For a while now ive been using aliases to connect to machines. I alias a $hostname to xterm -T $hostname -e ssh $hostname &
. This means each connection gets a new fresh xterm. Of course doing an alias command for each host woudl be tedious so i have some magic in bash startup stuff.
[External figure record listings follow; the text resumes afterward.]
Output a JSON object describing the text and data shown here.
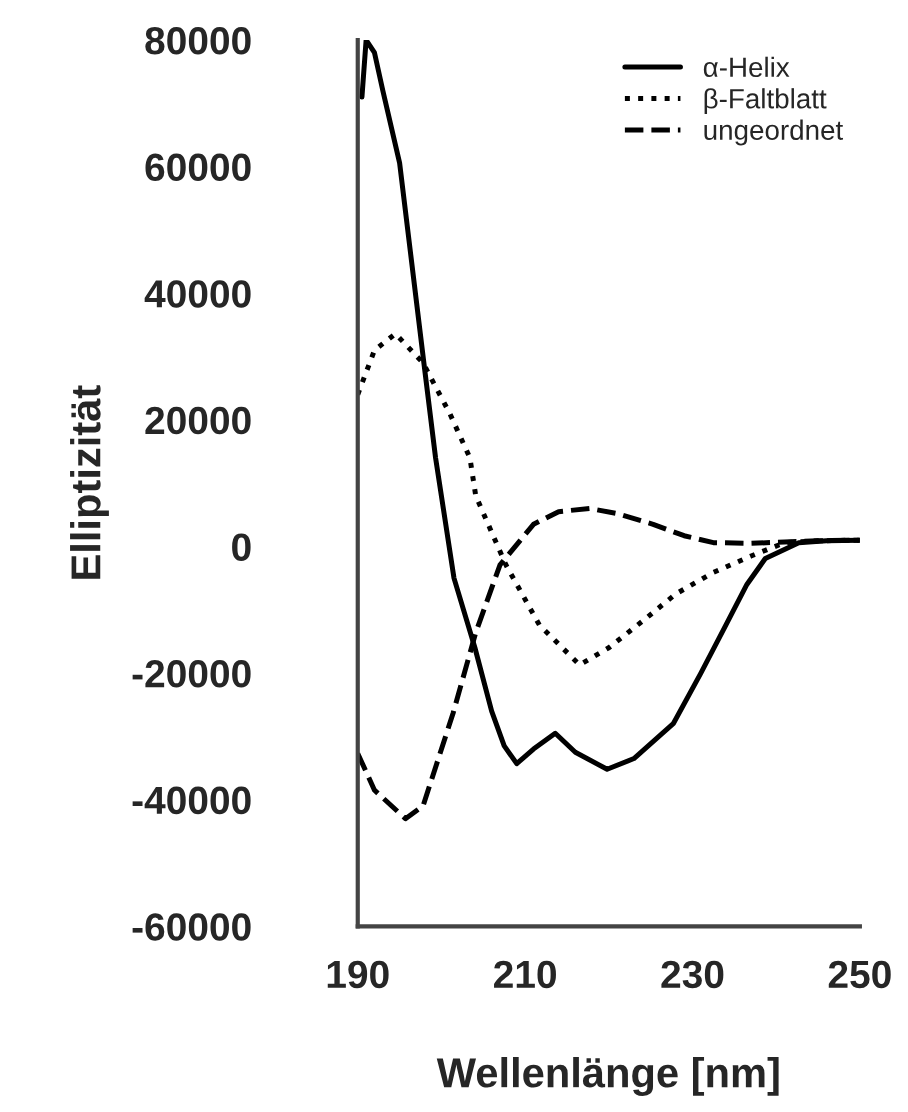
{
  "chart_data": {
    "type": "line",
    "xlabel": "Wellenlänge [nm]",
    "ylabel": "Elliptizität",
    "xlim": [
      190,
      250
    ],
    "xticks": [
      190,
      210,
      230,
      250
    ],
    "ylim": [
      -60000,
      80000
    ],
    "yticks": [
      -60000,
      -40000,
      -20000,
      0,
      20000,
      40000,
      60000,
      80000
    ],
    "grid": false,
    "legend": "top right",
    "marker": "none",
    "series": [
      {
        "name": "α-Helix",
        "color": "#000000",
        "line_style": "solid",
        "x": [
          190.5,
          191,
          192,
          193,
          195,
          197.9,
          199.3,
          201.5,
          204,
          206,
          207.5,
          209,
          211,
          213.6,
          216,
          219.8,
          223,
          227.7,
          231,
          234,
          236.5,
          238.7,
          242.7,
          246,
          250
        ],
        "values": [
          71000,
          80000,
          78000,
          72000,
          60600,
          29000,
          14000,
          -5000,
          -16000,
          -26000,
          -31500,
          -34300,
          -32000,
          -29500,
          -32500,
          -35200,
          -33500,
          -28000,
          -20000,
          -12400,
          -6000,
          -1900,
          600,
          900,
          1000
        ]
      },
      {
        "name": "β-Faltblatt",
        "color": "#000000",
        "line_style": "dotted",
        "x": [
          190,
          192,
          194.5,
          197.8,
          201,
          203.4,
          204.1,
          207.7,
          211.7,
          216.5,
          220,
          224.4,
          228,
          232.5,
          237,
          241,
          245,
          250
        ],
        "values": [
          24000,
          31000,
          33600,
          29000,
          21000,
          14000,
          8000,
          -2900,
          -12400,
          -18700,
          -16000,
          -11400,
          -7500,
          -4100,
          -1500,
          600,
          900,
          1000
        ]
      },
      {
        "name": "ungeordnet",
        "color": "#000000",
        "line_style": "dashed",
        "x": [
          190,
          192,
          195.7,
          197.8,
          201.4,
          204.1,
          207,
          211,
          214,
          217.7,
          221,
          225.3,
          229,
          232.5,
          237,
          241,
          245,
          250
        ],
        "values": [
          -32700,
          -38500,
          -43000,
          -41000,
          -26300,
          -13600,
          -2900,
          3500,
          5500,
          6000,
          5200,
          3500,
          1700,
          600,
          500,
          700,
          900,
          1000
        ]
      }
    ]
  }
}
bob@betty:~ >cat .bashrc [ -f ~/.bash_aliases ] && . ~/.bash_aliases PS1="\u@\h:\w >" PATH=$PATH:/usr/sbin:/usr/local/sbin:/sbin bob@betty:~ >cat .bash_aliases for MACHINE in `cat ~/.machines` do alias $MACHINE="xterm -T $MACHINE -e ssh $MACHINE &" done
Where .machines
is a list of machines one per line
Recently I have been connecting to machines which arnt in this list with ssh directly. This has the disadvantage that they dont get their own xterm and I have to start another xterm manually if I need another one. So I started to looking into aliasing ssh to the same thing. However, aliases arnt clever enough for this you need to use functions instead.
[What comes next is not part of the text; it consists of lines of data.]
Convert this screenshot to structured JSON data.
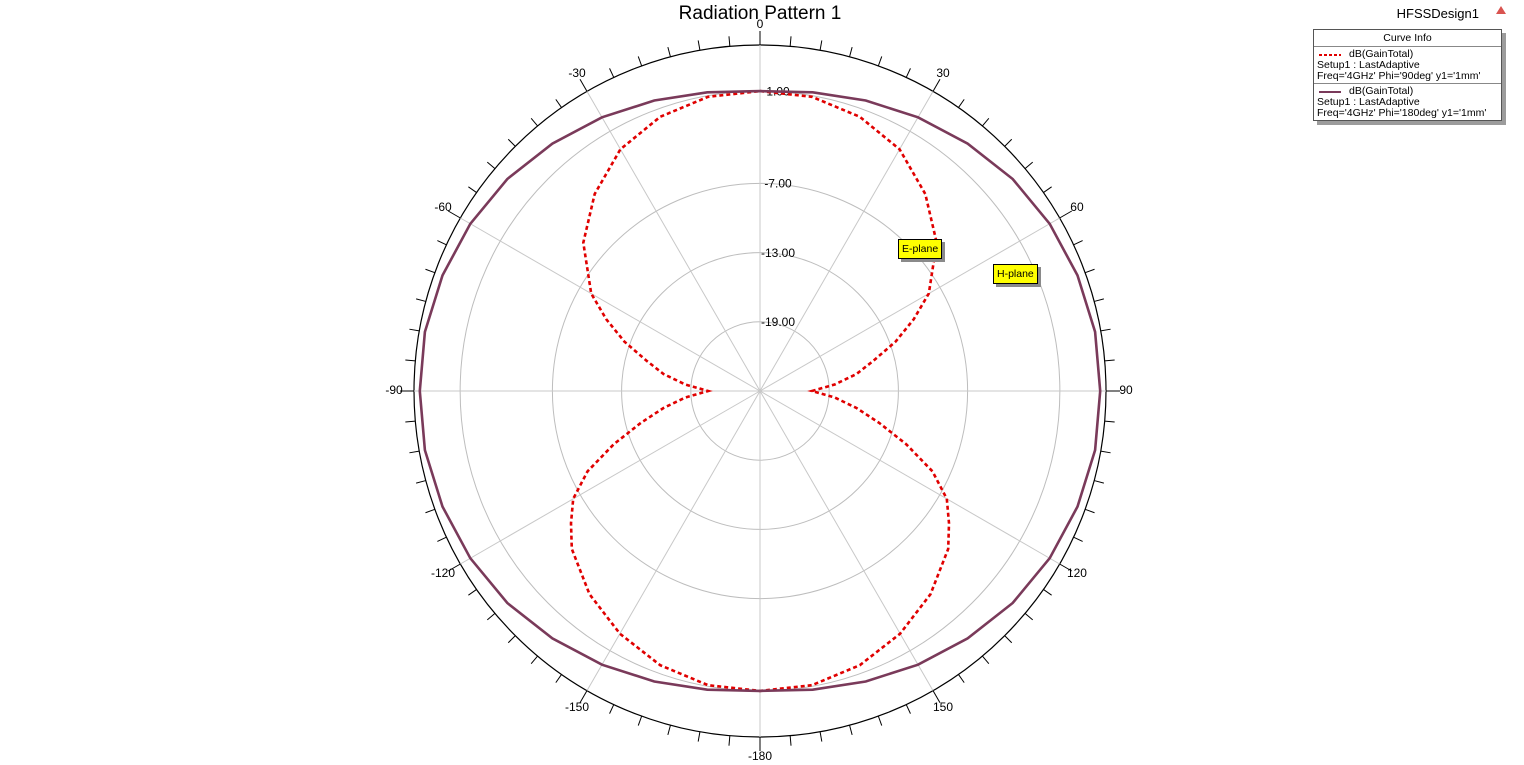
{
  "design_name": "HFSSDesign1",
  "chart_data": {
    "type": "polar",
    "title": "Radiation Pattern 1",
    "angle_ticks": [
      0,
      30,
      60,
      90,
      120,
      150,
      -180,
      -150,
      -120,
      -90,
      -60,
      -30
    ],
    "radial_ticks": [
      1.0,
      -7.0,
      -13.0,
      -19.0
    ],
    "radial_tick_labels": [
      "1.00",
      "-7.00",
      "-13.00",
      "-19.00"
    ],
    "radial_range": [
      -25.0,
      5.0
    ],
    "grid": true,
    "legend_title": "Curve Info",
    "legend_placement": "top-right",
    "series": [
      {
        "name": "dB(GainTotal)",
        "setup": "Setup1 : LastAdaptive",
        "params": "Freq='4GHz' Phi='90deg' y1='1mm'",
        "style": "dashed",
        "color": "#e00000",
        "annotation": "E-plane",
        "theta_deg": [
          0,
          10,
          20,
          30,
          40,
          50,
          60,
          65,
          70,
          75,
          80,
          85,
          90,
          95,
          100,
          105,
          110,
          115,
          120,
          125,
          130,
          140,
          150,
          160,
          170,
          180
        ],
        "gain_db": [
          1.0,
          0.9,
          0.3,
          -0.8,
          -2.7,
          -5.0,
          -8.1,
          -10.3,
          -12.5,
          -14.8,
          -16.5,
          -18.5,
          -20.5,
          -18.5,
          -16.5,
          -14.3,
          -11.5,
          -8.5,
          -6.3,
          -5.0,
          -3.7,
          -2.0,
          -0.7,
          0.3,
          0.9,
          1.0
        ]
      },
      {
        "name": "dB(GainTotal)",
        "setup": "Setup1 : LastAdaptive",
        "params": "Freq='4GHz' Phi='180deg' y1='1mm'",
        "style": "solid",
        "color": "#7a3a5a",
        "annotation": "H-plane",
        "theta_deg": [
          0,
          10,
          20,
          30,
          40,
          50,
          60,
          70,
          80,
          90,
          100,
          110,
          120,
          130,
          140,
          150,
          160,
          170,
          180
        ],
        "gain_db": [
          1.0,
          1.3,
          1.8,
          2.4,
          3.0,
          3.6,
          4.0,
          4.3,
          4.5,
          4.5,
          4.5,
          4.3,
          4.0,
          3.6,
          3.0,
          2.4,
          1.8,
          1.3,
          1.0
        ]
      }
    ]
  }
}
So I wrote a function to do what i wanted.
function ssh { xterm -T $1 -e ssh $1 & }
It then occured to me since this is just programming perhaps I can expand this to check to see if host is mentioned in .machines
and if it isnt add it. So I wrote a function
function testmachine { machine=`grep $1 ~/.machines` if [ "x$machine" = "x" ] then echo "not in ~/.machines adding" echo $1 >> ~/.machines source ~/.bash_aliases fi }
As you can see it also then sources ~/.bash_aliases
this makes sure that the current shell gets the new alias. I then added more to the ssh fucntion
function ssh { xterm -T $1 -e ssh $1 & testmachine $1 }
I then told my .bashrc
to source a new file called .bash_functions
which contains the two fucntions from above. And everything is now good.